As for the timelines, Khurana said that despite COVID-19 and other challenges such as construction shutdowns due to pollution and stubble burning, the company has decided not to avail the six-month extension provided by RERA authorities.
“We have stringent penalties included as part of our contract with Tata Projects, our construction partner. We have factored in stoppages in our schedule. We will be completing all 433 units that are part of Phase 1 by June 2024,” he said.
As for rental yields expected from the serviced apartments, Vineet Nanda, Director- New Projects, India Sotheby’s International Realty, said it would not be anything less than 5.5 percent, considering the Japanese product offering and the target audience being the expat community. The average rental yield in the Indian real estate market is usually around 1.5 percent.
Nanda was behind the success of The Room, luxury studio apartments in Sohna Road by Central Park, where the average rental yield for apartments of sizes 837 sq ft to 1,397 sq ft was upwards of 6 percent.
Eventually, the entire 65-acre development will be self-integrated project drawing on inter-component synergies. The entire project is designed by the world’s second-largest design firm Nikken Sekkei of the Tokyo Sky Tree fame.
“The architecture, landscape planning and the interior design for our first phase called Waterfall Residences have been done by the Japanese design firm. We have retained them not only for the concept design but for the detailed plan,” says Khurana.
The company has also onboarded a technical team from Japan. “They have gone through all the designs. We have four people only focusing on the water-proofing and seepage aspect. Everything is about going down to the smallest detail. And it is all about bringing back consumer trust, encouraging those sitting on the fence to invest in real estate,” he said.
As for the cost of the units, the units are available in the range of Rs 1.3 crore to Rs 2.75 crore. “That is the sweet spot,” he adds.

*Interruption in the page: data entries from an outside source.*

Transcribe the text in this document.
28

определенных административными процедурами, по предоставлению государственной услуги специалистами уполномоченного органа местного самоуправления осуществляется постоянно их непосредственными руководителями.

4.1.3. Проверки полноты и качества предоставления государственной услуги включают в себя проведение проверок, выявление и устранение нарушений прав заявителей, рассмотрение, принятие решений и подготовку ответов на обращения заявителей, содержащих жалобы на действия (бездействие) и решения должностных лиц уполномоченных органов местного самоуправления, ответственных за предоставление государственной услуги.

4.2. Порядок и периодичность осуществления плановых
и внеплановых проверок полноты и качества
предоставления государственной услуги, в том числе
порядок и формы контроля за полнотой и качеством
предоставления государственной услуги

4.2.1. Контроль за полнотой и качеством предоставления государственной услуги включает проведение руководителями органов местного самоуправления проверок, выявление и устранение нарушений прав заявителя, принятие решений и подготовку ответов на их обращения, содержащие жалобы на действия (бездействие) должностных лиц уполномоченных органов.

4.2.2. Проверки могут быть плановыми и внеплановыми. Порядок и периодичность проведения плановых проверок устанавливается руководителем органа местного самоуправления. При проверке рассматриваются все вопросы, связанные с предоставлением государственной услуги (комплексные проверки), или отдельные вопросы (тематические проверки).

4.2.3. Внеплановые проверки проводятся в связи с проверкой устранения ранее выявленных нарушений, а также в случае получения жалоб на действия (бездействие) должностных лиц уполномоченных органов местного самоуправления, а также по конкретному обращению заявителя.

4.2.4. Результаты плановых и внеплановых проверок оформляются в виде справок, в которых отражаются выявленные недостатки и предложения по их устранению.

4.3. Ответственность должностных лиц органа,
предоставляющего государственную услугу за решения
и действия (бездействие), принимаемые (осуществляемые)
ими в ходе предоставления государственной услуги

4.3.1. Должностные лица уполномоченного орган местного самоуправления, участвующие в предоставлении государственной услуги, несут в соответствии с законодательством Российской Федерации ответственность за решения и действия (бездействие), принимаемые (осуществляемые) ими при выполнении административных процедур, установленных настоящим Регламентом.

The company is simultaneously drawing up plans for commercial buildings expected to come up in subsequent phases. “We might include a fair bit of commercial in the next phase. Since the project falls under the transit-oriented development scheme, we are allowed to use almost 30 percent of the FSI for commercial. Once we finalise the product mix for subsequent phases, we will start getting the designing done,” he told Moneycontrol.
As for now, the company is focusing on the first phase which comprises only 7 percent of the total floor space index available for the entire project.
“The idea is to set a benchmark in the market with the first phase of the project and then move to the next level,” he adds.